28. The person who assembled the Books3 dataset, Shawn Presser, has confirmed in public
statements that it represents “all of Bibliotik” and contains approximately 196,640 books.

29. Plaintiffs’ copyrighted books listed in Exhibit A are among the works in the Books3
dataset. Below, these books are referred to as the Infringed Works.

30. Until October 2023, the Books3 dataset was available from Hugging Face. At that time,
the Books3 dataset was removed with a message that it “is defunct and no longer accessible due to reported copyright infringement.”

31. In sum, NVIDIA has admitted training its NeMo Megatron models on a copy of The
Pile dataset. Therefore, NVIDIA necessarily also trained its NeMo Megatron models on a copy of Books3, because Books3 is part of The Pile. Certain books written by Plaintiffs are part of Books3— including the Infringed Works—and thus NVIDIA necessarily trained its NeMo Megatron models on one or more copies of the Infringed Works, thereby directly infringing the copyrights of the Plaintiffs.

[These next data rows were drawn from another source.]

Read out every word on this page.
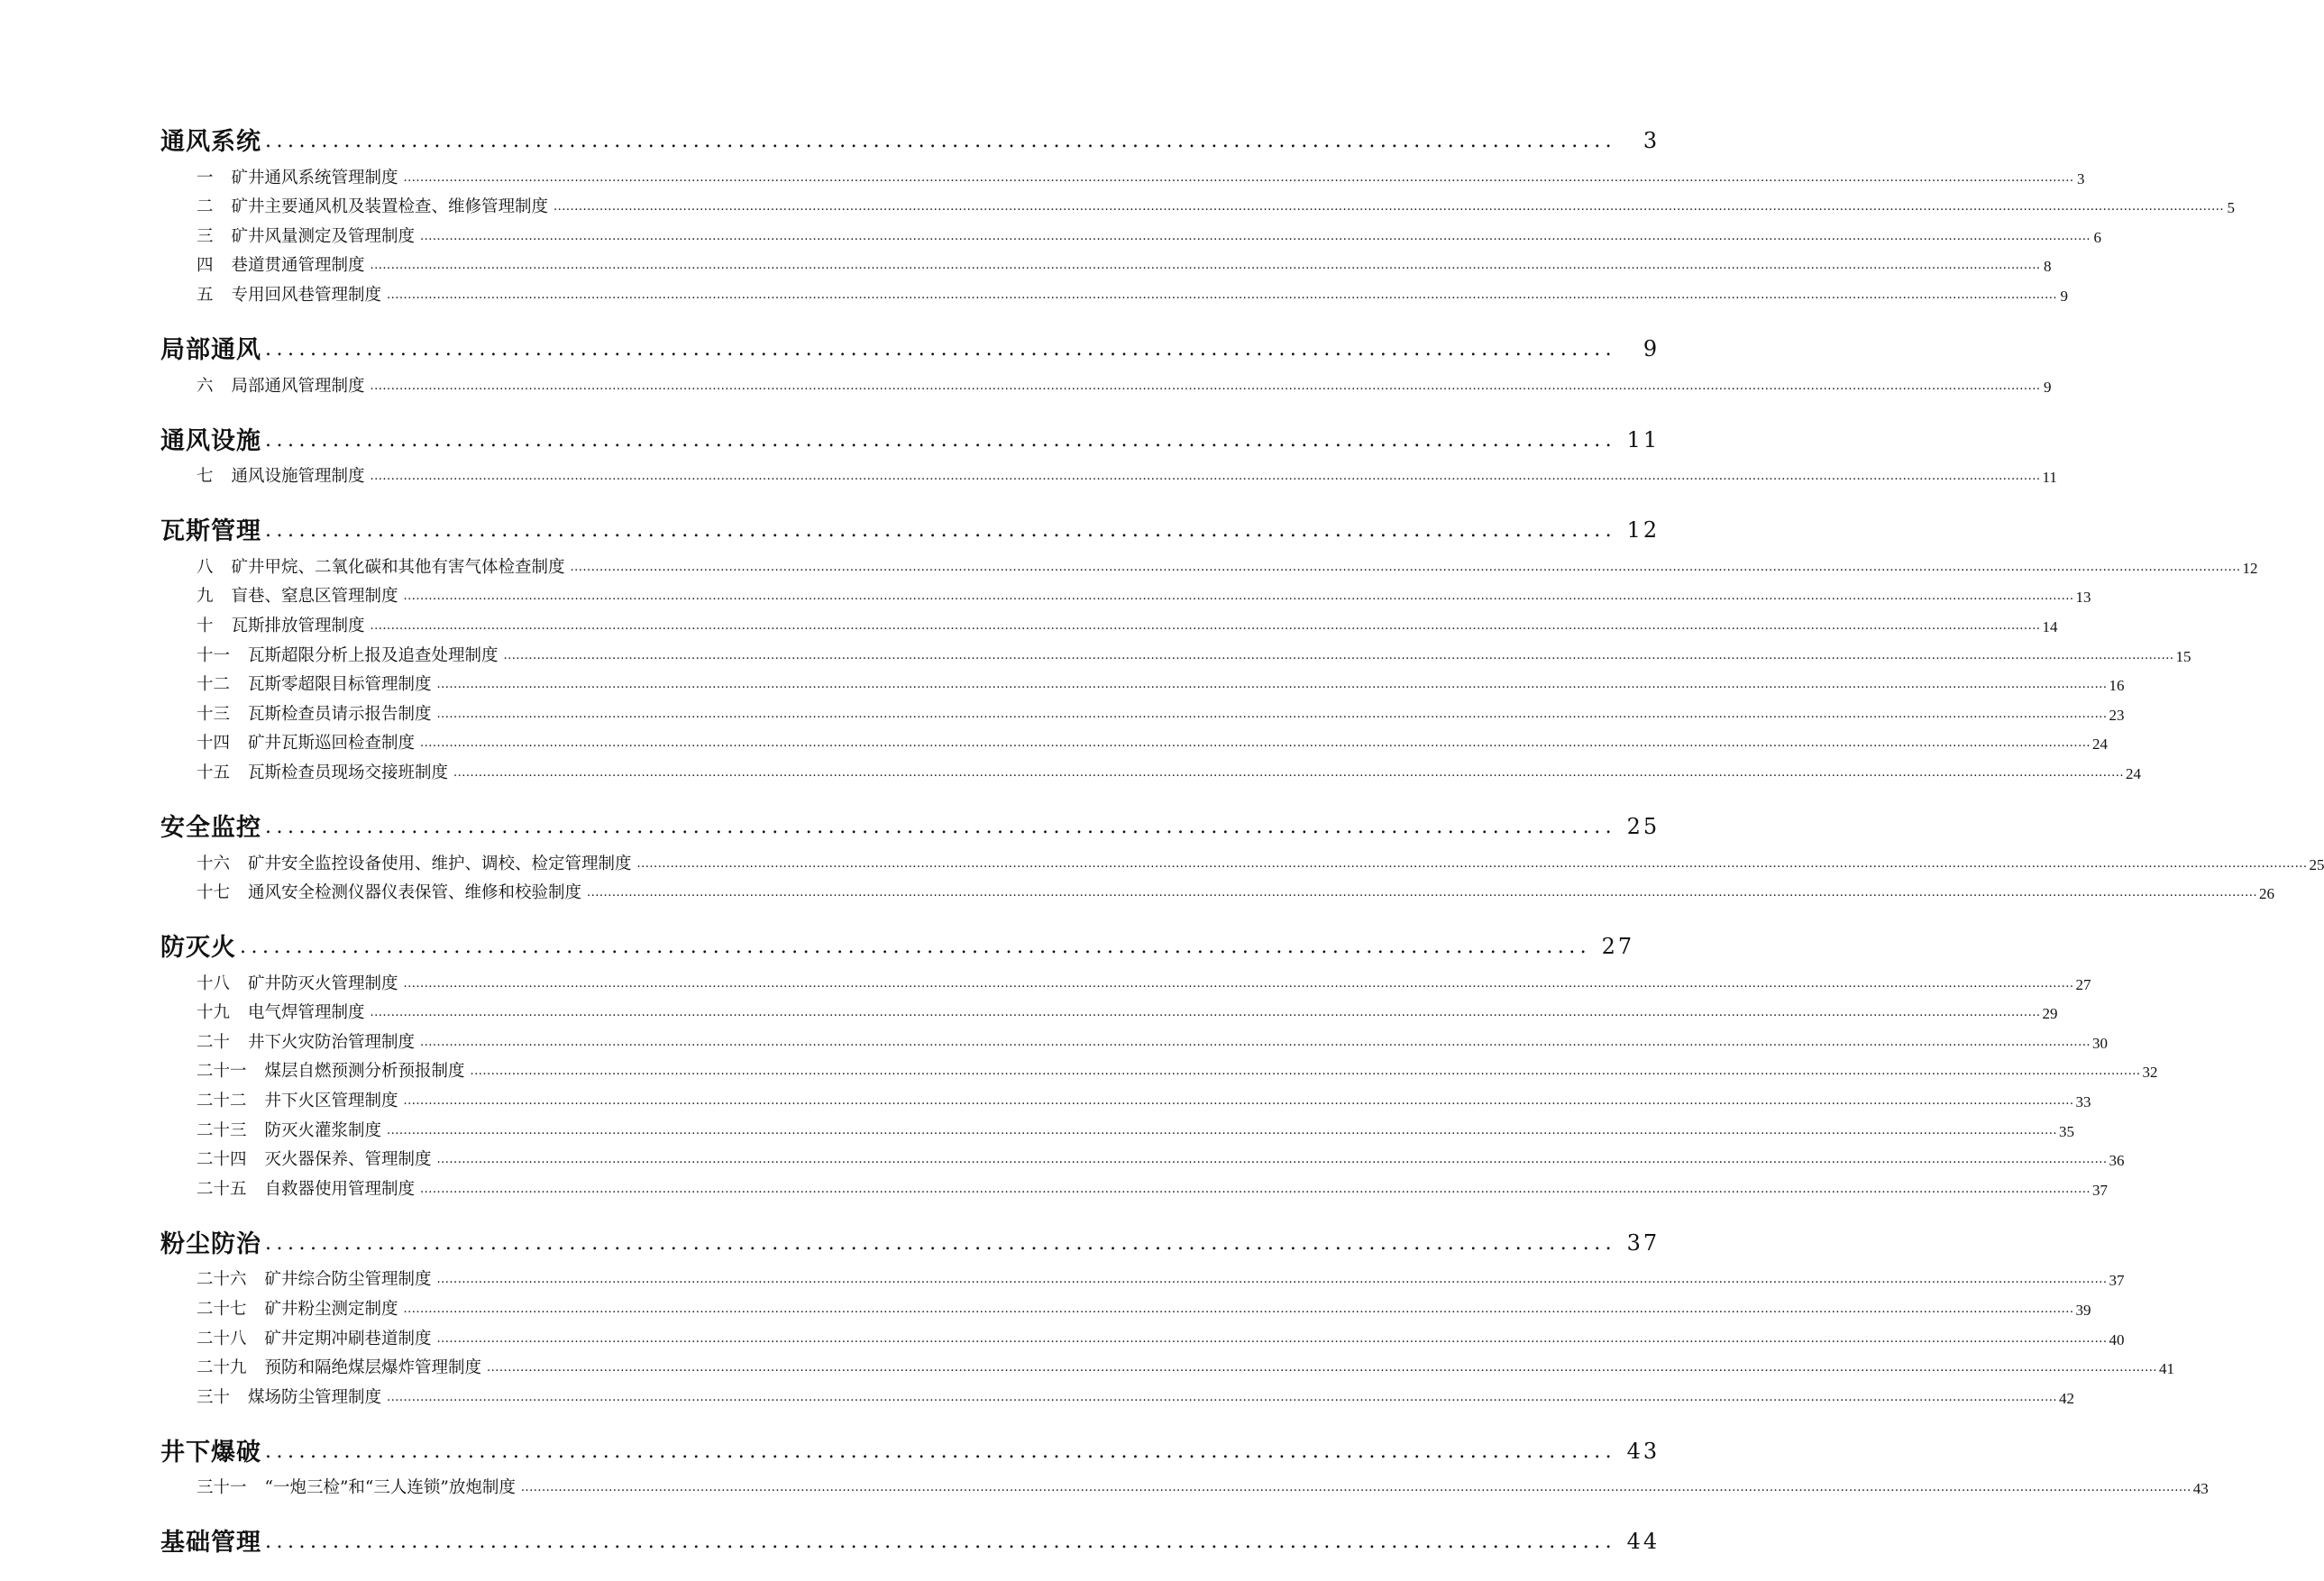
通风系统 ........................................................................................................................	3
一 矿井通风系统管理制度 ................................................................................................................................................................................................................................................................................................................................................................................................................ 3
二 矿井主要通风机及装置检查、维修管理制度 ................................................................................................................................................................................................................................................................................................................................................................................................................ 5
三 矿井风量测定及管理制度 ................................................................................................................................................................................................................................................................................................................................................................................................................ 6
四 巷道贯通管理制度 ................................................................................................................................................................................................................................................................................................................................................................................................................ 8
五 专用回风巷管理制度 ................................................................................................................................................................................................................................................................................................................................................................................................................ 9
局部通风 ........................................................................................................................	9
六 局部通风管理制度 ................................................................................................................................................................................................................................................................................................................................................................................................................ 9
通风设施 ........................................................................................................................ 11
七 通风设施管理制度 ................................................................................................................................................................................................................................................................................................................................................................................................................ 11
瓦斯管理 ........................................................................................................................ 12
八 矿井甲烷、二氧化碳和其他有害气体检查制度 ................................................................................................................................................................................................................................................................................................................................................................................................................ 12
九 盲巷、窒息区管理制度 ................................................................................................................................................................................................................................................................................................................................................................................................................ 13
十 瓦斯排放管理制度 ................................................................................................................................................................................................................................................................................................................................................................................................................ 14
十一 瓦斯超限分析上报及追查处理制度 ................................................................................................................................................................................................................................................................................................................................................................................................................ 15
十二 瓦斯零超限目标管理制度 ................................................................................................................................................................................................................................................................................................................................................................................................................ 16
十三 瓦斯检查员请示报告制度 ................................................................................................................................................................................................................................................................................................................................................................................................................ 23
十四 矿井瓦斯巡回检查制度 ................................................................................................................................................................................................................................................................................................................................................................................................................ 24
十五 瓦斯检查员现场交接班制度 ................................................................................................................................................................................................................................................................................................................................................................................................................ 24
安全监控 ........................................................................................................................ 25
十六 矿井安全监控设备使用、维护、调校、检定管理制度 ................................................................................................................................................................................................................................................................................................................................................................................................................ 25
十七 通风安全检测仪器仪表保管、维修和校验制度 ................................................................................................................................................................................................................................................................................................................................................................................................................ 26
防灭火 ........................................................................................................................ 27
十八 矿井防灭火管理制度 ................................................................................................................................................................................................................................................................................................................................................................................................................ 27
十九 电气焊管理制度 ................................................................................................................................................................................................................................................................................................................................................................................................................ 29
二十 井下火灾防治管理制度 ................................................................................................................................................................................................................................................................................................................................................................................................................ 30
二十一 煤层自燃预测分析预报制度 ................................................................................................................................................................................................................................................................................................................................................................................................................ 32
二十二 井下火区管理制度 ................................................................................................................................................................................................................................................................................................................................................................................................................ 33
二十三 防灭火灌浆制度 ................................................................................................................................................................................................................................................................................................................................................................................................................ 35
二十四 灭火器保养、管理制度 ................................................................................................................................................................................................................................................................................................................................................................................................................ 36
二十五 自救器使用管理制度 ................................................................................................................................................................................................................................................................................................................................................................................................................ 37
粉尘防治 ........................................................................................................................ 37
二十六 矿井综合防尘管理制度 ................................................................................................................................................................................................................................................................................................................................................................................................................ 37
二十七 矿井粉尘测定制度 ................................................................................................................................................................................................................................................................................................................................................................................................................ 39
二十八 矿井定期冲刷巷道制度 ................................................................................................................................................................................................................................................................................................................................................................................................................ 40
二十九 预防和隔绝煤层爆炸管理制度 ................................................................................................................................................................................................................................................................................................................................................................................................................ 41
三十 煤场防尘管理制度 ................................................................................................................................................................................................................................................................................................................................................................................................................ 42
井下爆破 ........................................................................................................................ 43
三十一 “一炮三检”和“三人连锁”放炮制度 ................................................................................................................................................................................................................................................................................................................................................................................................................ 43
基础管理 ........................................................................................................................ 44
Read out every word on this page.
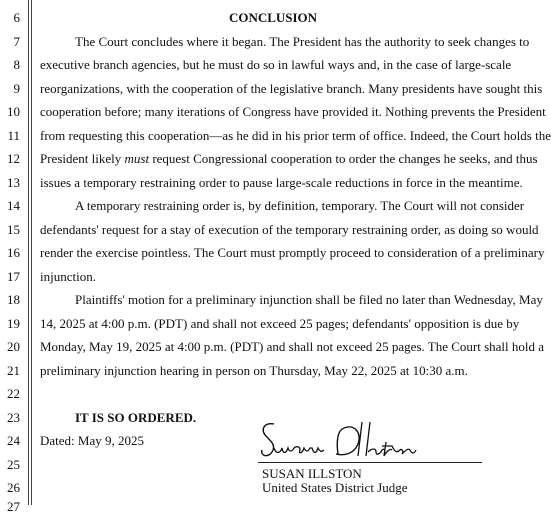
6
7
8
9
10
11
12
13
14
15
16
17
18
19
20
21
22
23
24
25
26
27
CONCLUSION
The Court concludes where it began. The President has the authority to seek changes to
executive branch agencies, but he must do so in lawful ways and, in the case of large-scale
reorganizations, with the cooperation of the legislative branch. Many presidents have sought this
cooperation before; many iterations of Congress have provided it. Nothing prevents the President
from requesting this cooperation—as he did in his prior term of office. Indeed, the Court holds the
President likely must request Congressional cooperation to order the changes he seeks, and thus
issues a temporary restraining order to pause large-scale reductions in force in the meantime.
A temporary restraining order is, by definition, temporary. The Court will not consider
defendants' request for a stay of execution of the temporary restraining order, as doing so would
render the exercise pointless. The Court must promptly proceed to consideration of a preliminary
injunction.
Plaintiffs' motion for a preliminary injunction shall be filed no later than Wednesday, May
14, 2025 at 4:00 p.m. (PDT) and shall not exceed 25 pages; defendants' opposition is due by
Monday, May 19, 2025 at 4:00 p.m. (PDT) and shall not exceed 25 pages. The Court shall hold a
preliminary injunction hearing in person on Thursday, May 22, 2025 at 10:30 a.m.
IT IS SO ORDERED.
Dated: May 9, 2025
SUSAN ILLSTON
United States District Judge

_________________________________________________________________________________________________


I posted this up thread.
Thank you. That's explains it quite well, and point 27 drives it home for me.
 
If I download as a consequence of seeing it in my browser, a Nike logo, is that stealing? No. Its also not trademark infringement. I can possess any number of trademarked images and copyrighted materials as long as I do not improperly use them, and even if I did, until a cease and desist order is levied against me or I lose a court case regarding my possession or use, there is nothing that can be done about it.

Actually it is. Seriously if you download a Nike logo then use that logo to make money, they would hit you with a trademark violation so fast it would make your head spin.